My father, John Ellis, who has died aged 78, was a former teacher and director of education and an active member of a number of prominent Welsh charities.
John was the youngest of three children of Thomas Ellis, a quarryman in the north Wales slate industry, and his wife, Maggie (nee Jones). He grew up intrigued by the landscapes and natural history of the Snowdonia mountains, which surrounded his home in Abergynolwyn, Gwynedd. He attended Abergynolwyn primary school and Tywyn grammar school, and then went on to study geography at Swansea University, graduating in 1962. He married his childhood sweetheart, Miriam (nee Lewis), in 1963.
He became a geography teacher at Clark’s grammar school, in Bristol, and Castle Bromwich Park Hall high school for boys, in the West Midlands. He never lost his ability to inspire others’ interest in landscapes and cultures. Both his children went on to follow him into teaching geography.

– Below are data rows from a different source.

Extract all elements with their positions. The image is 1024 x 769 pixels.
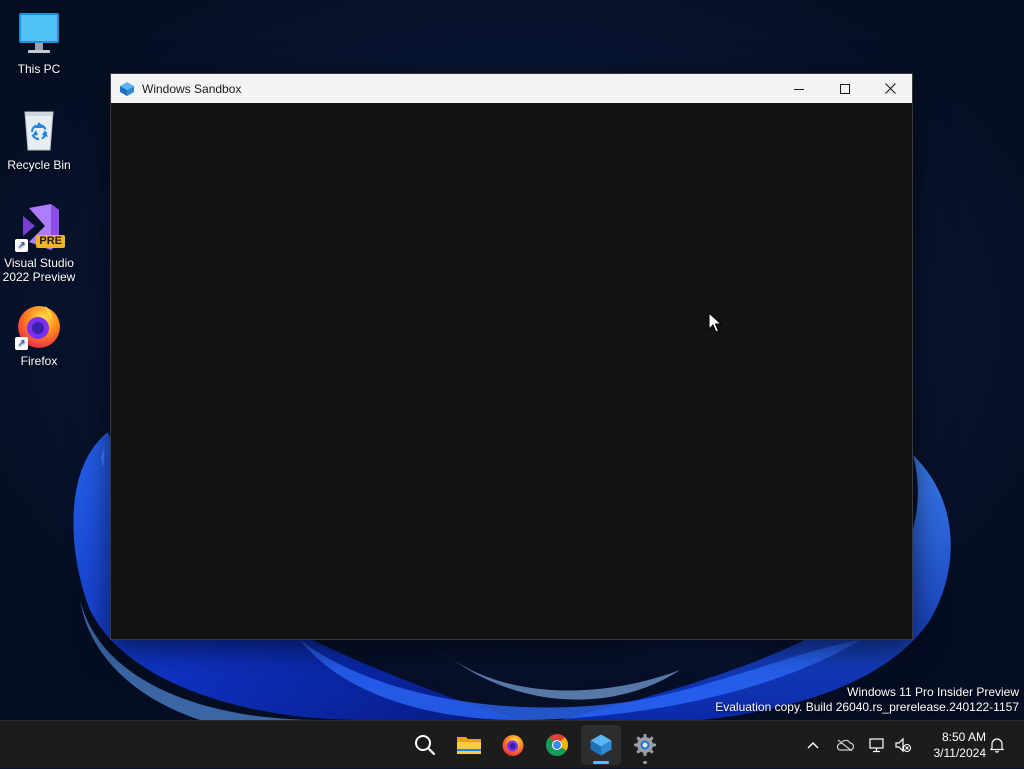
minimize-icon <box>794 88 804 90</box>
desktop-icon-label: Visual Studio 2022 Preview <box>2 256 76 284</box>
chevron-up-icon <box>807 742 819 749</box>
speaker-muted-icon <box>895 737 911 753</box>
desktop-icon-label: Firefox <box>20 354 58 368</box>
taskbar-chrome-button[interactable] <box>537 725 577 765</box>
close-icon <box>884 83 896 94</box>
desktop-icon-visual-studio[interactable]: PRE ↗ Visual Studio 2022 Preview <box>2 204 76 284</box>
mouse-cursor-icon <box>708 312 722 333</box>
folder-icon <box>457 737 481 754</box>
visual-studio-icon: PRE ↗ <box>15 204 65 252</box>
desktop-icon-label: Recycle Bin <box>7 158 71 172</box>
bell-icon <box>990 738 1004 753</box>
windows-sandbox-icon <box>120 81 134 96</box>
chrome-icon <box>545 734 569 756</box>
maximize-button[interactable] <box>822 74 868 103</box>
evaluation-watermark: Windows 11 Pro Insider Preview Evaluatio… <box>715 685 1019 715</box>
monitor-icon <box>15 10 63 58</box>
windows-sandbox-icon <box>590 734 612 756</box>
volume-tray-button[interactable] <box>892 721 914 769</box>
network-icon <box>869 738 884 753</box>
shortcut-arrow-icon: ↗ <box>15 239 28 252</box>
show-hidden-icons-button[interactable] <box>802 721 824 769</box>
maximize-icon <box>840 83 850 94</box>
desktop-icon-firefox[interactable]: ↗ Firefox <box>2 302 76 368</box>
taskbar-windows-sandbox-button[interactable] <box>581 725 621 765</box>
taskbar-search-button[interactable] <box>405 725 445 765</box>
taskbar-settings-button[interactable] <box>625 725 665 765</box>
window-titlebar[interactable]: Windows Sandbox <box>111 74 912 103</box>
desktop-icon-recycle-bin[interactable]: Recycle Bin <box>2 106 76 172</box>
recycle-bin-icon <box>15 106 63 154</box>
running-app-indicator <box>643 761 647 764</box>
active-app-indicator <box>593 761 609 764</box>
taskbar-firefox-button[interactable] <box>493 725 533 765</box>
clock-date: 3/11/2024 <box>933 746 987 760</box>
watermark-build: Evaluation copy. Build 26040.rs_prerelea… <box>715 700 1019 714</box>
clock[interactable]: 8:50 AM 3/11/2024 <box>918 729 987 761</box>
taskbar: 8:50 AM 3/11/2024 <box>0 720 1024 768</box>
clock-time: 8:50 AM <box>941 730 986 744</box>
watermark-edition: Windows 11 Pro Insider Preview <box>847 685 1019 699</box>
search-icon <box>415 735 436 756</box>
onedrive-tray-button[interactable] <box>834 721 856 769</box>
network-tray-button[interactable] <box>866 721 888 769</box>
sandbox-window[interactable]: Windows Sandbox <box>110 73 913 640</box>
onedrive-cloud-icon <box>836 739 854 751</box>
gear-icon <box>634 734 656 756</box>
notifications-button[interactable] <box>986 721 1008 769</box>
shortcut-arrow-icon: ↗ <box>15 337 28 350</box>
sandbox-display[interactable] <box>111 103 912 639</box>
firefox-icon: ↗ <box>15 302 63 350</box>
taskbar-file-explorer-button[interactable] <box>449 725 489 765</box>
minimize-button[interactable] <box>776 74 822 103</box>
desktop-icon-this-pc[interactable]: This PC <box>2 10 76 76</box>
pre-badge: PRE <box>36 235 65 248</box>
window-title: Windows Sandbox <box>142 81 242 96</box>
desktop-icon-label: This PC <box>17 62 61 76</box>
firefox-icon <box>502 735 524 756</box>
close-button[interactable] <box>867 74 913 103</box>
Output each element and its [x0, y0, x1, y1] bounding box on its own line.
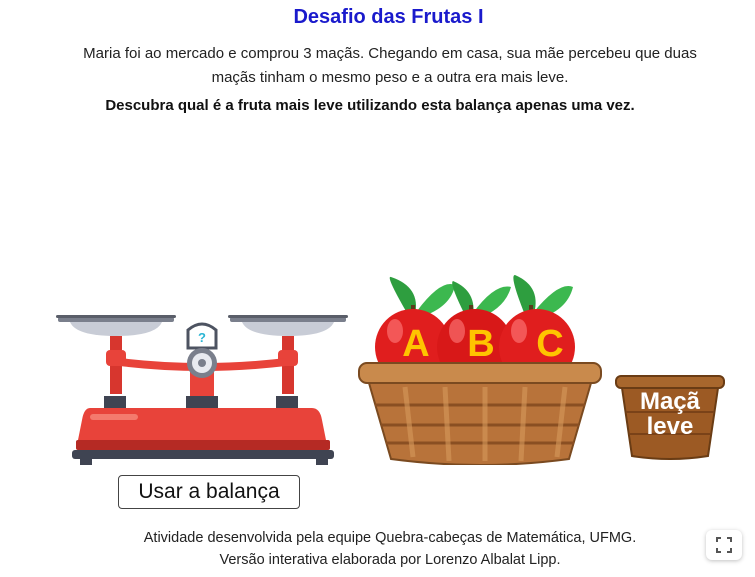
dial: ?	[186, 322, 218, 378]
dial-symbol: ?	[198, 330, 206, 345]
light-apple-label-line-2: leve	[646, 413, 694, 440]
apple-c-label: C	[536, 323, 564, 365]
use-scale-button[interactable]: Usar a balança	[118, 475, 300, 509]
credits: Atividade desenvolvida pela equipe Quebr…	[60, 527, 720, 571]
activity-title: Desafio das Frutas I	[293, 6, 484, 28]
activity-description: Maria foi ao mercado e comprou 3 maçãs. …	[40, 42, 740, 90]
credits-line-1: Atividade desenvolvida pela equipe Quebr…	[143, 530, 637, 546]
light-apple-label-line-1: Maçã	[639, 388, 701, 415]
activity-instruction: Descubra qual é a fruta mais leve utiliz…	[105, 97, 635, 114]
apple-b-label: B	[467, 323, 495, 365]
description-line-1: Maria foi ao mercado e comprou 3 maçãs. …	[83, 45, 697, 62]
credits-line-2: Versão interativa elaborada por Lorenzo …	[219, 552, 561, 568]
fullscreen-button[interactable]	[706, 530, 742, 560]
expand-icon	[716, 537, 732, 553]
balance-scale[interactable]: ?	[50, 310, 360, 470]
apple-a-label: A	[402, 323, 430, 365]
description-line-2: maçãs tinham o mesmo peso e a outra era …	[211, 69, 569, 86]
light-apple-label: Maçã leve	[614, 389, 726, 439]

In 1969 he became an education officer in Swansea, moving on to work at West Glamorgan county council in 1974. In 1982 he took a job at Dyfed county council, becoming its director of education in 1991. Here, his forthright defence of Welsh language education gave him a local media profile and led to him being honoured as a member of the Gorsedd, the order of bards at the Welsh Eisteddfod.

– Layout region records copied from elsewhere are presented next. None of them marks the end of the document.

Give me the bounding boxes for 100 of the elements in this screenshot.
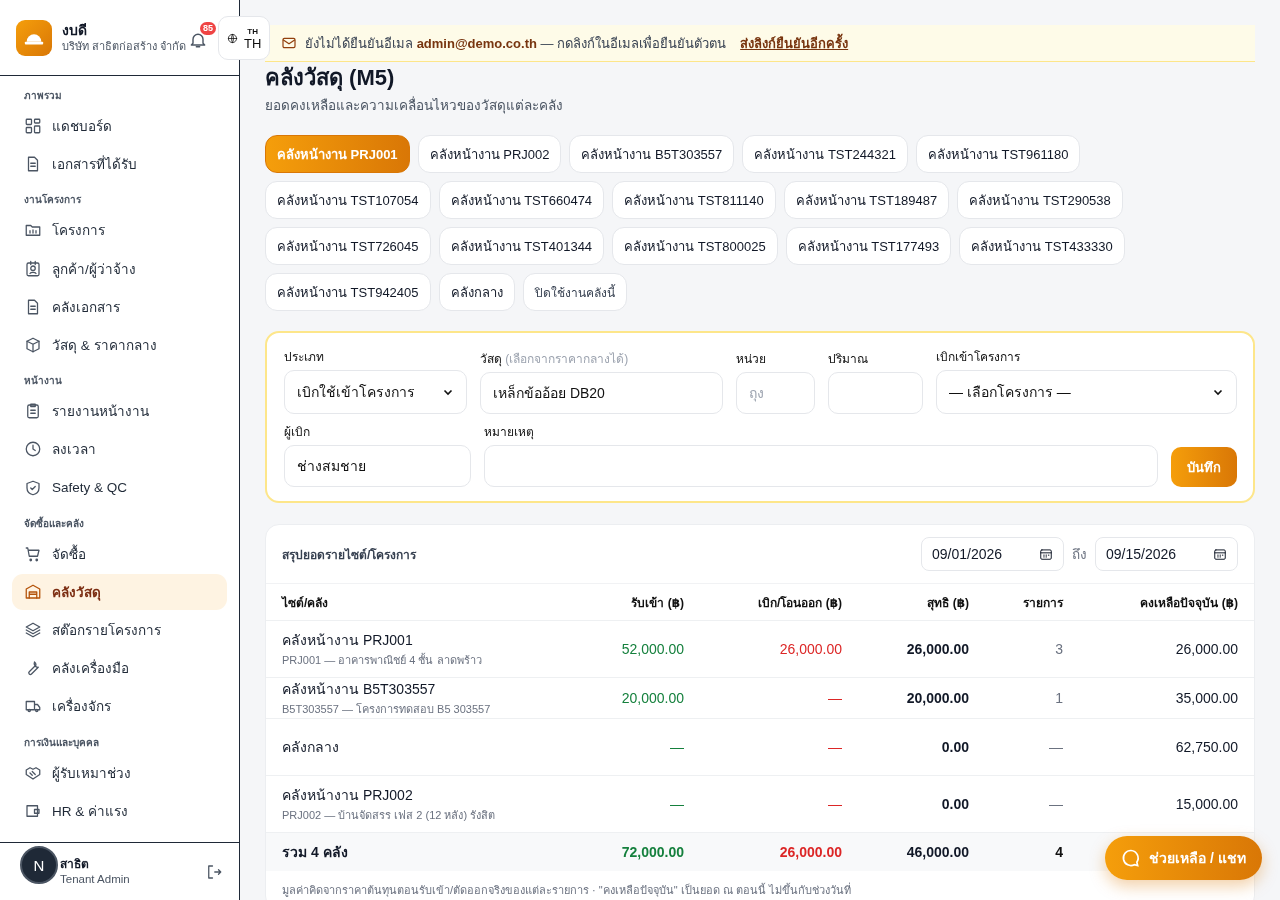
table-cell-text: —	[1048, 796, 1063, 812]
table-cell-text: 26,000.00	[778, 641, 842, 657]
total-cell-text: 4	[1054, 844, 1063, 860]
select-field[interactable]: — เลือกโครงการ —	[936, 370, 1237, 414]
layers-icon	[24, 621, 42, 640]
table-cell-text: 62,750.00	[1174, 739, 1238, 755]
footnote: มูลค่าคิดจากราคาต้นทุนตอนรับเข้า/ตัดออกจริงของแต่ละรายการ · "คงเหลือปัจจุบัน" เป็นยอด ณ ตอนนี้ ไม่ขึ้นกับช่วงวันที่	[281, 881, 852, 899]
sidebar-item[interactable]: Safety & QC	[12, 469, 227, 506]
field-hint: (เลือกจากราคากลางได้)	[505, 352, 629, 366]
warehouse-tab[interactable]: คลังหน้างาน TST433330	[959, 227, 1125, 265]
calendar-icon[interactable]	[1213, 547, 1227, 561]
mail-icon	[281, 35, 297, 51]
warehouse-tab[interactable]: คลังหน้างาน PRJ002	[417, 135, 562, 173]
sidebar-item[interactable]: ลงเวลา	[12, 431, 227, 468]
warehouse-tab[interactable]: คลังหน้างาน TST726045	[265, 227, 431, 265]
company-name: บริษัท สาธิตก่อสร้าง จำกัด	[62, 39, 187, 53]
sidebar-item[interactable]: คลังเอกสาร	[12, 288, 227, 325]
date-field[interactable]: 09/15/2026	[1095, 537, 1238, 571]
warehouse-tab[interactable]: คลังหน้างาน TST107054	[265, 181, 431, 219]
chat-bubble-icon	[1121, 848, 1141, 868]
logout-icon[interactable]	[205, 862, 223, 881]
clock-icon	[24, 440, 42, 459]
warehouse-tab[interactable]: คลังหน้างาน TST290538	[957, 181, 1123, 219]
warehouse-icon	[24, 582, 42, 601]
warehouse-tab[interactable]: คลังหน้างาน TST244321	[742, 135, 908, 173]
cart-icon	[24, 544, 42, 563]
warehouse-name: คลังกลาง	[282, 738, 340, 757]
sidebar-item[interactable]: จัดซื้อ	[12, 535, 227, 572]
warehouse-tab[interactable]: คลังหน้างาน TST177493	[785, 227, 952, 265]
user-role: Tenant Admin	[60, 871, 131, 887]
warehouse-tab[interactable]: คลังหน้างาน TST660474	[438, 181, 605, 219]
input-field[interactable]: ถุง	[736, 372, 815, 414]
warehouse-tab[interactable]: คลังหน้างาน TST942405	[265, 273, 431, 311]
section-heading: การเงินและบุคคล	[23, 735, 100, 751]
language-button[interactable]: TH TH	[218, 16, 270, 60]
table-cell-text: —	[827, 690, 842, 706]
project-detail: PRJ002 — บ้านจัดสรร เฟส 2 (12 หลัง) รังสิต	[282, 808, 497, 823]
globe-icon	[227, 32, 238, 44]
input-field[interactable]	[484, 445, 1158, 487]
total-cell-text: 46,000.00	[905, 844, 969, 860]
field-label: วัสดุ	[480, 352, 502, 366]
input-field[interactable]	[828, 372, 923, 414]
page-subtitle: ยอดคงเหลือและความเคลื่อนไหวของวัสดุแต่ละคลัง	[265, 95, 564, 116]
input-field[interactable]: ช่างสมชาย	[284, 445, 471, 487]
sidebar-item[interactable]: เอกสารที่ได้รับ	[12, 146, 227, 183]
table-cell-text: —	[827, 796, 842, 812]
table-cell-text: 35,000.00	[1174, 690, 1238, 706]
warehouse-tab[interactable]: คลังหน้างาน TST401344	[438, 227, 605, 265]
calendar-icon[interactable]	[1039, 547, 1053, 561]
sidebar-item[interactable]: แดชบอร์ด	[12, 108, 227, 144]
section-title: สรุปยอดรายไซต์/โครงการ	[282, 546, 418, 564]
table-cell-text: —	[827, 739, 842, 755]
resend-link[interactable]: ส่งลิงก์ยืนยันอีกครั้ง	[740, 32, 849, 54]
warehouse-name: คลังหน้างาน B5T303557	[282, 680, 437, 699]
warehouse-name: คลังหน้างาน PRJ001	[282, 631, 414, 650]
sidebar-item[interactable]: โครงการ	[12, 212, 227, 249]
total-cell-text: 72,000.00	[620, 844, 684, 860]
sidebar-item[interactable]: HR & ค่าแรง	[12, 792, 227, 829]
sidebar-item[interactable]: คลังวัสดุ	[12, 573, 227, 610]
table-cell-text: 52,000.00	[620, 641, 684, 657]
column-header: ไซต์/คลัง	[282, 594, 330, 612]
id-badge-icon	[24, 259, 42, 278]
input-field[interactable]: เหล็กข้ออ้อย DB20	[480, 372, 723, 414]
sidebar-item[interactable]: รายงานหน้างาน	[12, 393, 227, 430]
warehouse-tab[interactable]: คลังหน้างาน TST800025	[612, 227, 778, 265]
field-label: ปริมาณ	[828, 352, 868, 366]
project-detail: PRJ001 — อาคารพาณิชย์ 4 ชั้น ลาดพร้าว	[282, 652, 483, 668]
project-detail: B5T303557 — โครงการทดสอบ B5 303557	[282, 702, 492, 717]
brand-name: งบดี	[62, 22, 88, 39]
select-field[interactable]: เบิกใช้เข้าโครงการ	[284, 370, 467, 414]
table-cell-text: —	[669, 796, 684, 812]
total-cell-text: 26,000.00	[778, 844, 842, 860]
sidebar-item[interactable]: ผู้รับเหมาช่วง	[12, 754, 227, 791]
date-field[interactable]: 09/01/2026	[921, 537, 1064, 571]
column-header: คงเหลือปัจจุบัน (฿)	[1139, 594, 1238, 612]
warehouse-tab[interactable]: คลังหน้างาน B5T303557	[569, 135, 735, 173]
section-heading: หน้างาน	[23, 374, 63, 389]
verification-message: ยังไม่ได้ยืนยันอีเมล admin@demo.co.th — กดลิงก์ในอีเมลเพื่อยืนยันตัวตน	[305, 34, 727, 53]
field-label: ผู้เบิก	[284, 425, 310, 439]
warehouse-tab[interactable]: คลังหน้างาน TST811140	[612, 181, 776, 219]
warehouse-tab[interactable]: คลังกลาง	[438, 273, 515, 311]
sidebar-item[interactable]: คลังเครื่องมือ	[12, 650, 227, 687]
warehouse-tab[interactable]: ปิดใช้งานคลังนี้	[522, 273, 627, 311]
sidebar-item[interactable]: สต๊อกรายโครงการ	[12, 612, 227, 649]
warehouse-tab[interactable]: คลังหน้างาน TST189487	[783, 181, 950, 219]
field-label: ประเภท	[284, 350, 324, 364]
grid-icon	[24, 117, 42, 135]
sidebar-item[interactable]: ลูกค้า/ผู้ว่าจ้าง	[12, 250, 227, 287]
shield-icon	[24, 478, 42, 497]
warehouse-name: คลังหน้างาน PRJ002	[282, 786, 414, 805]
warehouse-tab[interactable]: คลังหน้างาน TST961180	[915, 135, 1081, 173]
avatar[interactable]: N	[20, 846, 58, 884]
table-cell-text: 0.00	[940, 739, 969, 755]
clipboard-icon	[24, 402, 42, 421]
notification-count: 85	[200, 22, 216, 35]
sidebar-item[interactable]: เครื่องจักร	[12, 688, 227, 725]
table-cell-text: 26,000.00	[905, 641, 969, 657]
user-name: สาธิต	[60, 856, 90, 872]
brand-logo	[16, 19, 52, 56]
sidebar-item[interactable]: วัสดุ & ราคากลาง	[12, 326, 227, 363]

He took early retirement as a result of local government reorganisation in 1996, though this was interrupted by a brief spell as interim director of education of the new Carmarthenshire council.
The last 20 years of his life was dedicated to helping a range of community, charitable and civic organisations, fostering links between Wales and Lesotho, fundraising for his village church, advisory roles for the Duke of Edinburgh Award scheme, the National Botanic Gardens of Wales and a local regeneration partnership, Menter Cwm Gwendraeth. Through all these activities he pursued his belief that learning, in many different guises, lay at the heart of social opportunity. For his voluntary work he was appointed OBE in 2016.
Miriam died in 2008. He is survived by my sister, Eira, and me, and by six grandchildren.